L’Humanité, 5 septembre 2009, par Jean-François Nivet

Le lieu et la formule

Dans son dernier ouvrage, Une chambre en Hollande, Pierre Bergounioux s’acquitte une nouvelle fois d’une dette en retraçant l’itinéraire physique, moral et intellectuel de René Descartes.

Comment, dans l’infiniment petit d’une chambre en Hollande, un homme arrive-t-il à reformuler les grandes questions de l’humanité ? Pourquoi devient-il à ce moment précis, dans un pays transformé en creuset d’alchimie, un maillon indispensable à l’orientation nouvelle de notre civilisation ? Des interrogations qui appartiendraient davantage à l’astrophysique qu’à la philosophie et à la littérature auxquelles Pierre Bergounioux s’essaie à répondre dans un exercice brillant qui tient à la fois de la nouvelle, de l’exercice biographique et de la leçon inaugurale au Collège de France.

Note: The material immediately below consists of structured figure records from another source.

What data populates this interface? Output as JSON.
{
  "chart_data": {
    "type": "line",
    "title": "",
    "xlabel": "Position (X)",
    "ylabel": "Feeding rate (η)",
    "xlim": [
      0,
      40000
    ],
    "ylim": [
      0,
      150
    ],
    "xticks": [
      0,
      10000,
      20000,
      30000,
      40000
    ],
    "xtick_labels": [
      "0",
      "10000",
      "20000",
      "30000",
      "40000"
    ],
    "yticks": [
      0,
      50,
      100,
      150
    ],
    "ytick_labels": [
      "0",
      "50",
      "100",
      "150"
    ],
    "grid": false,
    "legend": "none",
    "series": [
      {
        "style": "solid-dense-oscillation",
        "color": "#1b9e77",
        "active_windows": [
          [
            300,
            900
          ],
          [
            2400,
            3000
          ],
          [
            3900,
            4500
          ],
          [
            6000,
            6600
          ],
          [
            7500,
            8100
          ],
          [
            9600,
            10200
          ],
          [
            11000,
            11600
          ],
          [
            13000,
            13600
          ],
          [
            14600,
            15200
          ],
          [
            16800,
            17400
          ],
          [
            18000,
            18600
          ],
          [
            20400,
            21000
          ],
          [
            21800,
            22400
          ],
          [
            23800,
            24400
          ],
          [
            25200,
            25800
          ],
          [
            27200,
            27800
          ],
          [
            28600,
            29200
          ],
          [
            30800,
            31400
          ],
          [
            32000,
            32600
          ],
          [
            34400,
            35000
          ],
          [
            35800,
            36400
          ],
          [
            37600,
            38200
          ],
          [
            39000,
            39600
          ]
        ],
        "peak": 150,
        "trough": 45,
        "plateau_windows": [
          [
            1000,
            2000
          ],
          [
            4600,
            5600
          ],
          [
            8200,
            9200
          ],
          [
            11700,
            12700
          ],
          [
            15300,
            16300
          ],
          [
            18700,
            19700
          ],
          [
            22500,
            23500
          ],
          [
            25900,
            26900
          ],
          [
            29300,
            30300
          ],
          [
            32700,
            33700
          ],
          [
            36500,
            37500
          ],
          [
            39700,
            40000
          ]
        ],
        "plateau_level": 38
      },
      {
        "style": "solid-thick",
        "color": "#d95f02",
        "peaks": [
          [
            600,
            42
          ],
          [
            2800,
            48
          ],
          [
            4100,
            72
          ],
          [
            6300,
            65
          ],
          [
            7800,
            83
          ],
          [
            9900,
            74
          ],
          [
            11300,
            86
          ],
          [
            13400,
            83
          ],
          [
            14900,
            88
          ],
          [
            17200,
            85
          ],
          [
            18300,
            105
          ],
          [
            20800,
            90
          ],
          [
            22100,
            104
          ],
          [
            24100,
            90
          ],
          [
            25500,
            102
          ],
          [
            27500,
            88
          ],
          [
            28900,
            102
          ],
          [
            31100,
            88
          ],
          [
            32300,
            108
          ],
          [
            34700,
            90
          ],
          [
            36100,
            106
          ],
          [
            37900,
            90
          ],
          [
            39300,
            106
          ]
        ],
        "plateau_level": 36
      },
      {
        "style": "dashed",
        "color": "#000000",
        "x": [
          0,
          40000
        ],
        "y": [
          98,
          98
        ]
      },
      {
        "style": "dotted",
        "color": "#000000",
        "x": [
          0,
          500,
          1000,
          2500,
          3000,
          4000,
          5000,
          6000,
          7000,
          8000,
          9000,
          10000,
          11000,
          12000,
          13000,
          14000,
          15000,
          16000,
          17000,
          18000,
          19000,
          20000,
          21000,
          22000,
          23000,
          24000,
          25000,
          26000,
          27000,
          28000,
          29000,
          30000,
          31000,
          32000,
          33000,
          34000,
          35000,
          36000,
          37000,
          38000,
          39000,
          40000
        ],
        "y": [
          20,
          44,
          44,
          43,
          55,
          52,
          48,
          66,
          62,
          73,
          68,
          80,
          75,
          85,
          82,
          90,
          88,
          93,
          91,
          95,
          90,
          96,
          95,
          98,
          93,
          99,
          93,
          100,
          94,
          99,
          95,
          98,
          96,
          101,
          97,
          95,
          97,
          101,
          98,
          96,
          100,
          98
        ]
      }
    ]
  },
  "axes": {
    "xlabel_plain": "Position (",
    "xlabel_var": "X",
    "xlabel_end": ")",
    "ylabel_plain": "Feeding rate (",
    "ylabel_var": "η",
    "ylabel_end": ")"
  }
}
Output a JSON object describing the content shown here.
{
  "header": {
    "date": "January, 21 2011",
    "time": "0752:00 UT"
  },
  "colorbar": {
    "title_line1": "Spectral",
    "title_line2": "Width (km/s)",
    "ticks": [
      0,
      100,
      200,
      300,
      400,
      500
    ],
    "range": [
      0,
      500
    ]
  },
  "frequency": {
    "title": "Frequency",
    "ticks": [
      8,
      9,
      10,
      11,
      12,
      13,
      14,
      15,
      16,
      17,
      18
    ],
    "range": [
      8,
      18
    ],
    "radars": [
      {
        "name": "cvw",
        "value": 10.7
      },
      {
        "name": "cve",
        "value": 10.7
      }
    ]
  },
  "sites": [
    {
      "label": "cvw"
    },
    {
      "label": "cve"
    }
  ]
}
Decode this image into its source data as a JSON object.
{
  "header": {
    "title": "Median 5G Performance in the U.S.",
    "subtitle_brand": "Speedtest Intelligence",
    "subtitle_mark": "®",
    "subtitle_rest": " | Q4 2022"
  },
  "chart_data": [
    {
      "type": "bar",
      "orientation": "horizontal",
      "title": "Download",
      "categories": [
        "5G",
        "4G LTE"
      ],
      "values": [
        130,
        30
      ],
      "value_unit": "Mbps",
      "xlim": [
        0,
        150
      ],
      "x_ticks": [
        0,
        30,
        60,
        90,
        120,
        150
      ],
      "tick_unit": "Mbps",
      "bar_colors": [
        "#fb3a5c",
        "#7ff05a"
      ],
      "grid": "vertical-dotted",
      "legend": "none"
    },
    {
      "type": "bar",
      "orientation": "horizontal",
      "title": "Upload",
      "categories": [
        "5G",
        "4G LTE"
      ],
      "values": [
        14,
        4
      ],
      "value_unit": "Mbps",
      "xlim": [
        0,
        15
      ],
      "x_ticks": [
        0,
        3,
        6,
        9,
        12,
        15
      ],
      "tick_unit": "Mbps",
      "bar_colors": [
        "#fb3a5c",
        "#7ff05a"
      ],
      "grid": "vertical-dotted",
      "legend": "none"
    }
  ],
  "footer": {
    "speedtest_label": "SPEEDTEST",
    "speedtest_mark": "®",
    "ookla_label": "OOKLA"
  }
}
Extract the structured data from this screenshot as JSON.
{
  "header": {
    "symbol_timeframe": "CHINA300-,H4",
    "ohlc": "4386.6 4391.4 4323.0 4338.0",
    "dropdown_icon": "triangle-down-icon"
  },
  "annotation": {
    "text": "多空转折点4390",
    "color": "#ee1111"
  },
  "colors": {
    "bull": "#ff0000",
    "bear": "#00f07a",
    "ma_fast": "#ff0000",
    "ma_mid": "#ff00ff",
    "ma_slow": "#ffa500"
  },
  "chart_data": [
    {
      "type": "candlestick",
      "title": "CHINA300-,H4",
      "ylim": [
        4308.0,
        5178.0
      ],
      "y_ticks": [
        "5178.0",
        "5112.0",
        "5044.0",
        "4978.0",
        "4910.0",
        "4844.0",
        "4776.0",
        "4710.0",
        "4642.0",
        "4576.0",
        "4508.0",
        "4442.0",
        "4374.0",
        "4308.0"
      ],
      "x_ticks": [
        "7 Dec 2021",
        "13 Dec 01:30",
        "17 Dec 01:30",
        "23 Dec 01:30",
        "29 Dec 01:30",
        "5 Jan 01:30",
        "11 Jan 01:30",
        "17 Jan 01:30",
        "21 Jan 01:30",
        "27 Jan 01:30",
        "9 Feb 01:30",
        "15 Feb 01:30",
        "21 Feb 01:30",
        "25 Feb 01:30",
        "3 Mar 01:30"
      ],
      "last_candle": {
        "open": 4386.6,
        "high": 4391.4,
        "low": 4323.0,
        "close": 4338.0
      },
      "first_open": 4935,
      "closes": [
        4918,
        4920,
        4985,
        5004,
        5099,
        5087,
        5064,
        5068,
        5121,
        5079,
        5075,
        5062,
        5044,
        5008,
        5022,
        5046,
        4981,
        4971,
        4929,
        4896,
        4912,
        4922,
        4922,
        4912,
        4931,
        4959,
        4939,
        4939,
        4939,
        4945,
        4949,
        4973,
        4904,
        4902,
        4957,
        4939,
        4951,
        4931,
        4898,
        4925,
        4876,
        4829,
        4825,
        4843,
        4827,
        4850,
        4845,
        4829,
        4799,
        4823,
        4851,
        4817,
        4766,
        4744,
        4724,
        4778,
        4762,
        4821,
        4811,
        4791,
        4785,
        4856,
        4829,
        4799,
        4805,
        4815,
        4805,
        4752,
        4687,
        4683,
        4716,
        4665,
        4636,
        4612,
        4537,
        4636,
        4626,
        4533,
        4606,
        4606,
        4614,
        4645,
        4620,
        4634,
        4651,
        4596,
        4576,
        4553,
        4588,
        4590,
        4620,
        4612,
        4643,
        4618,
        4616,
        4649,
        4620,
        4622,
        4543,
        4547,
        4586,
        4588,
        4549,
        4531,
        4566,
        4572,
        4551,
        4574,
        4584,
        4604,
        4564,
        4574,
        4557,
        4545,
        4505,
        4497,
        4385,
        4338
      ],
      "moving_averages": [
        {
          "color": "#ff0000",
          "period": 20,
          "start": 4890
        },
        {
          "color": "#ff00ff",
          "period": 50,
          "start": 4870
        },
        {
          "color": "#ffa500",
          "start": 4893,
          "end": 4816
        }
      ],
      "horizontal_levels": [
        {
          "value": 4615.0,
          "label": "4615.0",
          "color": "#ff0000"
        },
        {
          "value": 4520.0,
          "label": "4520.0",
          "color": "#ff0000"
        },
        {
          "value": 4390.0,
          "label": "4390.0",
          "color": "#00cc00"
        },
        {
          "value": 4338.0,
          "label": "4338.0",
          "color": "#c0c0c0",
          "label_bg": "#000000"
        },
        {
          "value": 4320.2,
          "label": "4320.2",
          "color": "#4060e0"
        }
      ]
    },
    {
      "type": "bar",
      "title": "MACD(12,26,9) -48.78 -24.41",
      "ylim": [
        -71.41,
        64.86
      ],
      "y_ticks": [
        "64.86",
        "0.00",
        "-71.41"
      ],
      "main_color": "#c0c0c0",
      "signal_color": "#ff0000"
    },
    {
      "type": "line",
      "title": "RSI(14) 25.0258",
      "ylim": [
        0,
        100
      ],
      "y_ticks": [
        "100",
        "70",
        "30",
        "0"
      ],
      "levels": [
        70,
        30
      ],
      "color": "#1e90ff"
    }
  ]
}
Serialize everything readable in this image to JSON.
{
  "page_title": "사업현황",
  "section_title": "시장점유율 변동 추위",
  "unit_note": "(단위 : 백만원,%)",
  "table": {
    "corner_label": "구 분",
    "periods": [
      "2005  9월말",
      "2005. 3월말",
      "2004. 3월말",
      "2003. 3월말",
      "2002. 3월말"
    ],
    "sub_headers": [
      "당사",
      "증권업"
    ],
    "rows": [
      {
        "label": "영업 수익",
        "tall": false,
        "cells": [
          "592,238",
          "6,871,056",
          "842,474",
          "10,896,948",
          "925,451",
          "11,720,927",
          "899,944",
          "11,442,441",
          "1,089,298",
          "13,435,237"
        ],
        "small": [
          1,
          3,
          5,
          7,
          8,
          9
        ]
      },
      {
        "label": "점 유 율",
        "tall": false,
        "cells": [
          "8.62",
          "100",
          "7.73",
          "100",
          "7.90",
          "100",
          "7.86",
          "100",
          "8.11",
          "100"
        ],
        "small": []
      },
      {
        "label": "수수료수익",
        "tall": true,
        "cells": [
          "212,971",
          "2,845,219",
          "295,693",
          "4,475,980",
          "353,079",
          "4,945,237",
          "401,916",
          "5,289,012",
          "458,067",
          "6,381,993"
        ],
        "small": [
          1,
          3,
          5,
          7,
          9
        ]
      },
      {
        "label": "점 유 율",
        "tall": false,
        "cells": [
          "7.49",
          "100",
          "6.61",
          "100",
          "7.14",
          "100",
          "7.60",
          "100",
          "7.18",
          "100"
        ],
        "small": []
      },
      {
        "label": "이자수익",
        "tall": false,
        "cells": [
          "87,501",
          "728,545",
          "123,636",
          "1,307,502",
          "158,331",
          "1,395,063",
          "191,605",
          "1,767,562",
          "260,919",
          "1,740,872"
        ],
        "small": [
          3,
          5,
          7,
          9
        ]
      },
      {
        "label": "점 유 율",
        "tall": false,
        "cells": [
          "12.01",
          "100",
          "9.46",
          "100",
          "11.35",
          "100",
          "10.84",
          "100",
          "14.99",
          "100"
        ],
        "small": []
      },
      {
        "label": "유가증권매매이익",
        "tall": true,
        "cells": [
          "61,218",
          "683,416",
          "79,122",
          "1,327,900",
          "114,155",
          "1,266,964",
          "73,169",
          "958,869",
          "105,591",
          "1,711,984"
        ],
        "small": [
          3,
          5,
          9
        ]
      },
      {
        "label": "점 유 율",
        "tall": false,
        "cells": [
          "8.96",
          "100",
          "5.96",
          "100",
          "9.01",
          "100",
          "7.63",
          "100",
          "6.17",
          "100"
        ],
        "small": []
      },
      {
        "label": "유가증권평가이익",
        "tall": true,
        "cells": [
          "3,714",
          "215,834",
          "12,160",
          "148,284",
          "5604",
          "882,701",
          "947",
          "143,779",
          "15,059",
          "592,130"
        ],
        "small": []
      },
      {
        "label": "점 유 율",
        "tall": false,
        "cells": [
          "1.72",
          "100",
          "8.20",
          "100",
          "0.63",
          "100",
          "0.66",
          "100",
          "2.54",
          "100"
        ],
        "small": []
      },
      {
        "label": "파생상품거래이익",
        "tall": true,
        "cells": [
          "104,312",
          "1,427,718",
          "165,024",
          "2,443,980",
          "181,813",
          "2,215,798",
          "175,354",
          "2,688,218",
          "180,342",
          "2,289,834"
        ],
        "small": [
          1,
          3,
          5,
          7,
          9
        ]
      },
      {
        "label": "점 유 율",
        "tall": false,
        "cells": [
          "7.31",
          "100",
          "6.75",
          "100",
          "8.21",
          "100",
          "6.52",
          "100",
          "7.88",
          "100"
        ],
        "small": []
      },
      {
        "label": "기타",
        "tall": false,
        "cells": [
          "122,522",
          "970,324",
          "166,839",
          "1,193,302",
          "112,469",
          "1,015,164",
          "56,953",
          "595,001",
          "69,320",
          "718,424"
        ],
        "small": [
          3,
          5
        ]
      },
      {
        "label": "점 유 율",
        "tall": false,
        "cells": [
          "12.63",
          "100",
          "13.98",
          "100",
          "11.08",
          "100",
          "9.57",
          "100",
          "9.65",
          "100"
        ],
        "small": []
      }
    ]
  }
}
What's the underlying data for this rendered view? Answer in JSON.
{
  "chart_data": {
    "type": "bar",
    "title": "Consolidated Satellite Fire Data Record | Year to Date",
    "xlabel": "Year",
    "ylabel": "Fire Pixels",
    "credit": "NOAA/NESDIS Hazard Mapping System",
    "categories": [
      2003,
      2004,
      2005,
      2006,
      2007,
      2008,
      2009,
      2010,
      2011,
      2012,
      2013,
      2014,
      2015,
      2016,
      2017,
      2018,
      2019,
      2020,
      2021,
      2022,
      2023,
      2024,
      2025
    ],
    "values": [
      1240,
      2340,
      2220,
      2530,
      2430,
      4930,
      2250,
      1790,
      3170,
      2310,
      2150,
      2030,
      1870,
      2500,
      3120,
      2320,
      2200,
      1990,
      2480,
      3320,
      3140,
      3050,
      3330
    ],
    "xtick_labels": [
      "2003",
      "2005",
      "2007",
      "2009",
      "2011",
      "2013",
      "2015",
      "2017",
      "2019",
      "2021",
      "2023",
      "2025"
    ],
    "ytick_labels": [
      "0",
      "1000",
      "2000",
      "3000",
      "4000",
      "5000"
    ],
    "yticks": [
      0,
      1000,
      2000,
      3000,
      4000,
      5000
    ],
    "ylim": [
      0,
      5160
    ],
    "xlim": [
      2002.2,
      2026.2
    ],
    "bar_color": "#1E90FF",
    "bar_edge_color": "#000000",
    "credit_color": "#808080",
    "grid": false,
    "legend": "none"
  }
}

Pour Pierre Bergounioux, Descartes est une vieille connaissance. Depuis ses premières heures éblouies dans les bibliothèques, il a marché dans l’ombre fertile de ses mots et construit une durable connivence. Nul doute que ses œuvres complètes sont toujours à portée de main et que des pans entiers du Discours de la méthode et des Méditations métaphysiques l’accompagnent aux moments imprévus des journées. Il en est devenu certain : le doute fondateur et la certitude du doute ont un cheminement. Il a voulu l’écrire à la maturité d’une vie et le mettre en perspective dans les formidables aventures des déchiffrements du monde. Comme il ne croit guère à l’illumination, il plonge dans l’histoire de la conscience européenne, remonte le courant de la pensée méditerranéenne, s’attarde à la Gaule agenouillée, explique l’essoufflement romain, regarde mourir puis reverdir les arts, osciller le pendule des admirations vers l’Italie, puis vers l’Allemagne, naître une France incertaine dans une Europe nébuleuse d’où émergent les grands noms des ruptures : Montaigne, Bacon, Spinoza, Shakespeare et Cervantès, Descartes. S’ils sont contemporains, ou peu s’en faut, c’est que le terreau est prêt, les racines vivaces, l’air propice. Un filet de lumière suffit à faire germer notre monde de rationalité. Il tombe dans cette chambre en Hollande comme il irradie un tableau de Vermeer de Delft et de Ruysdael. Certes, les pays sont gouvernés par les luttes autour des idoles, les bruits de bottes, les fureurs homicides, mais la lumière est là et l’œuvre de beauté naît dans une imprimerie de Leyde. Tous les apprentis savants liront désormais ces phrases : « Sitôt que l’âge me permit de sortir de la sujétion de mes précepteurs, je quittai entièrement l’étude des lettres ; et me résolvant de ne chercher plus d’autre science que celle qui se pourrait trouver en moi-même, ou bien dans le grand livre du monde, j’employai le reste de ma jeunesse à voyager… »

Descartes a donc quitté Paris, lieu des erreurs et du mensonge. Pierre Bergounioux le suit, en courant, dans ses voyages, toujours vers le nord, au cours desquels il fait ses gammes, s’engage dans les armées de ducs et de princes, fréquente brutes et reîtres, écrit au débotté de petits traités sur les bêtes, l’escrime, la musique, les automates. Le Danemark est son but. Ce sera d’abord la Hollande, l’étape décisive pour « méditer » et « cognoistre ». Puis, comme il faut toujours monter plus haut, la Suède, « exagérément froide », et la mort.

On le sait, toute tentative biographique est un exercice de miroir. Le Descartes de Bergounioux est d’abord le Descartes sensible qui se cherche, celui qui, dans sa province tourangelle, se demande déjà « quel lieu faciliterait le dessein d’y voir clair en toute chose et d’abord en lui-même », celui qui doit faire le choix entre le monde et l’amputation du monde, l’errance ou l’écriture en réclusion, au bout du compte un vertigineux compagnon de voyage vers la clarté auquel il rend hommage dans une poignée de pages qu’irriguent les fertiles incertitudes d’une vie.